UU Pangan diyakini menjadi titik temu kepentingan keamanan pangan, perlindungan terhadap konsumen, serta keberpihakan terhadap pengusaha UMKM. Regulasi tersebut, kata dia, bertujuan untuk memenuhi persyaratan keamanan, mutu, dan gizi bagi konsumsi masyarakat.
UU tersebut juga berorientasi pada peningkatan kesejahteraan bagi petani, nelayan, pembudi daya ikan, dan pelaku usaha pangan.
Peran pemerintah pusat dan pemerintah daerah juga tertuang dalam Pasal 98 UU Pangan, di mana pemerintah diminta untuk melaksanakan pembinaan terhadap usaha mikro dan kecil agar mampu menerapkan ketentuan label pangan yang mencantumkan asal, keamanan mutu, kandungan gizi, hingga tanggal kedaluwarsa.
Dalam hal diperlukan sanksi atas pelanggaran ketentuan label pangan, UU Pangan menggunakan pendekatan administratif, bukan pidana. Sanksi administratif tersebut dapat berupa denda, penghentian sementara kegiatan produksi, ganti rugi, hingga pencabutan izin.

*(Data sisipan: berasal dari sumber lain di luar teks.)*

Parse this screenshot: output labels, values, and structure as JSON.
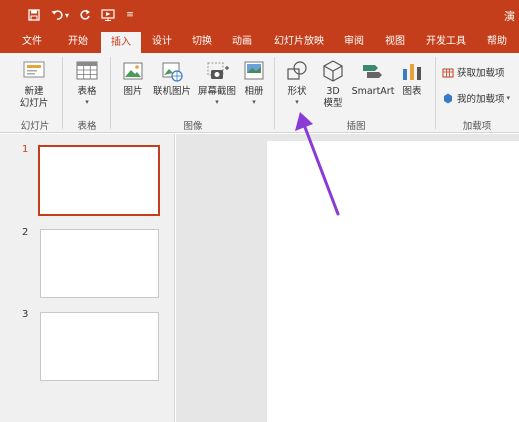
{
  "title_bar": {
    "quick_access": [
      {
        "icon": "save-icon"
      },
      {
        "icon": "undo-icon"
      },
      {
        "icon": "redo-icon"
      },
      {
        "icon": "start-from-beginning-icon"
      },
      {
        "icon": "customize-quick-access-icon"
      }
    ],
    "title_fragment": "演"
  },
  "tabs": [
    {
      "label": "文件"
    },
    {
      "label": "开始"
    },
    {
      "label": "插入",
      "active": true
    },
    {
      "label": "设计"
    },
    {
      "label": "切换"
    },
    {
      "label": "动画"
    },
    {
      "label": "幻灯片放映"
    },
    {
      "label": "审阅"
    },
    {
      "label": "视图"
    },
    {
      "label": "开发工具"
    },
    {
      "label": "帮助"
    }
  ],
  "ribbon": {
    "groups": {
      "slides": {
        "label": "幻灯片",
        "new_slide": {
          "line1": "新建",
          "line2": "幻灯片",
          "icon": "new-slide-icon"
        }
      },
      "tables": {
        "label": "表格",
        "table": {
          "label": "表格",
          "icon": "table-icon"
        }
      },
      "images": {
        "label": "图像",
        "picture": {
          "label": "图片",
          "icon": "picture-icon"
        },
        "online_picture": {
          "label": "联机图片",
          "icon": "online-picture-icon"
        },
        "screenshot": {
          "label": "屏幕截图",
          "icon": "screenshot-icon"
        },
        "album": {
          "label": "相册",
          "icon": "photo-album-icon"
        }
      },
      "illustrations": {
        "label": "插图",
        "shapes": {
          "label": "形状",
          "icon": "shapes-icon"
        },
        "model3d": {
          "line1": "3D",
          "line2": "模型",
          "icon": "3d-model-icon"
        },
        "smartart": {
          "label": "SmartArt",
          "icon": "smartart-icon"
        },
        "chart": {
          "label": "图表",
          "icon": "chart-icon"
        }
      },
      "addins": {
        "label": "加载项",
        "get_addins": {
          "label": "获取加载项",
          "icon": "store-icon"
        },
        "my_addins": {
          "label": "我的加载项",
          "icon": "my-addins-icon"
        }
      }
    }
  },
  "slides_pane": {
    "slides": [
      {
        "number": "1",
        "selected": true
      },
      {
        "number": "2",
        "selected": false
      },
      {
        "number": "3",
        "selected": false
      }
    ]
  },
  "annotation": {
    "color": "#8a3bd6",
    "icon": "purple-arrow-pointing-to-shapes"
  },
  "colors": {
    "accent": "#c43e1c",
    "ribbon_bg": "#f3f3f3"
  }
}
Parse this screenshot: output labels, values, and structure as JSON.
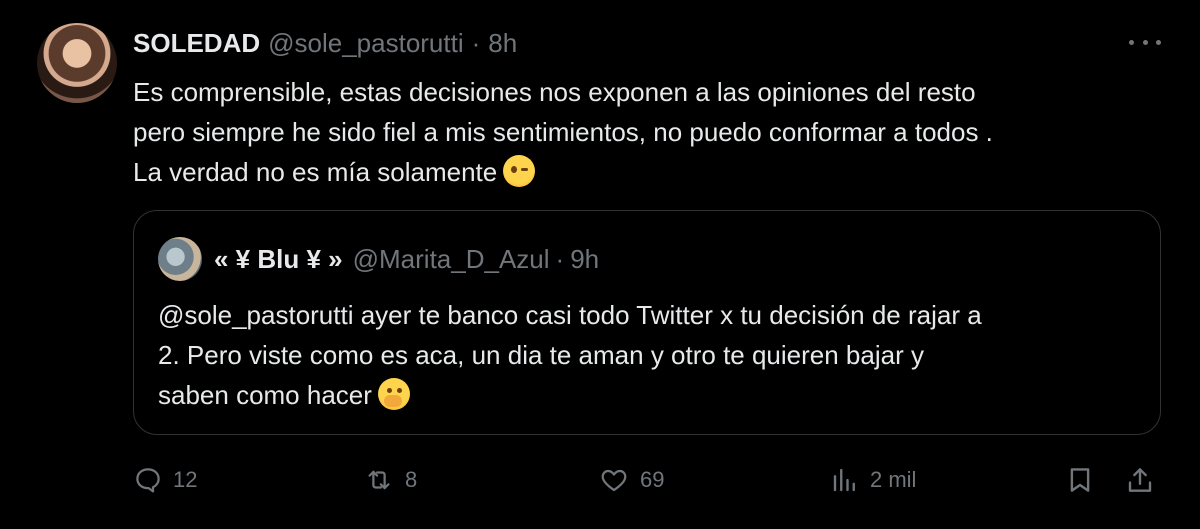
{
  "tweet": {
    "author_name": "SOLEDAD",
    "author_handle": "@sole_pastorutti",
    "separator": "·",
    "time": "8h",
    "text_lines": [
      "Es comprensible,  estas decisiones nos exponen a las opiniones del resto",
      "pero siempre he sido fiel a mis sentimientos, no puedo conformar a todos .",
      "La verdad no es mía solamente"
    ],
    "emoji": "winking-face-emoji"
  },
  "quoted_tweet": {
    "author_name": "« ¥ Blu ¥ »",
    "author_handle": "@Marita_D_Azul",
    "separator": "·",
    "time": "9h",
    "text_lines": [
      "@sole_pastorutti ayer te banco casi todo Twitter x tu decisión de rajar a",
      "2. Pero viste como es aca, un dia te aman y otro te quieren bajar y",
      "saben como hacer"
    ],
    "emoji": "hand-over-mouth-emoji"
  },
  "actions": {
    "replies": "12",
    "retweets": "8",
    "likes": "69",
    "views": "2 mil"
  },
  "icons": [
    "more-icon",
    "reply-icon",
    "retweet-icon",
    "like-icon",
    "views-icon",
    "bookmark-icon",
    "share-icon"
  ],
  "colors": {
    "background": "#000000",
    "text": "#e7e9ea",
    "secondary": "#71767b",
    "border": "#2f3336"
  }
}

“Saya mengharapkan Majelis Hakim memutus bebas Saudara Firly, sebab pelanggaran yang dilakukan seharusnya mendapatkan sanksi administrasi, bukan pidana,” kata Maman ketika mengakhiri keterangannya.

Kepada Maman, Firly mengaku sempat terbersit dalam benaknya untuk berhenti menjadi seorang pengusaha. Terlalu mahal dan berat cobaan yang ia hadapi selama merintis bisnis tersebut.
Maman berupaya untuk meyakinkan Firly, bahwa kehadirannya di persidangan merupakan wujud dukungan dan perlindungan negara terhadap pengusaha mikro.
Hingga nanti, ketika palu hakim melantangkan putusan, Maman berharap Firly dan Ani bersedia untuk menyusun kembali puing-puing usaha yang sempat runtuh, dan berdiri lebih kokoh daripada yang sebelumnya.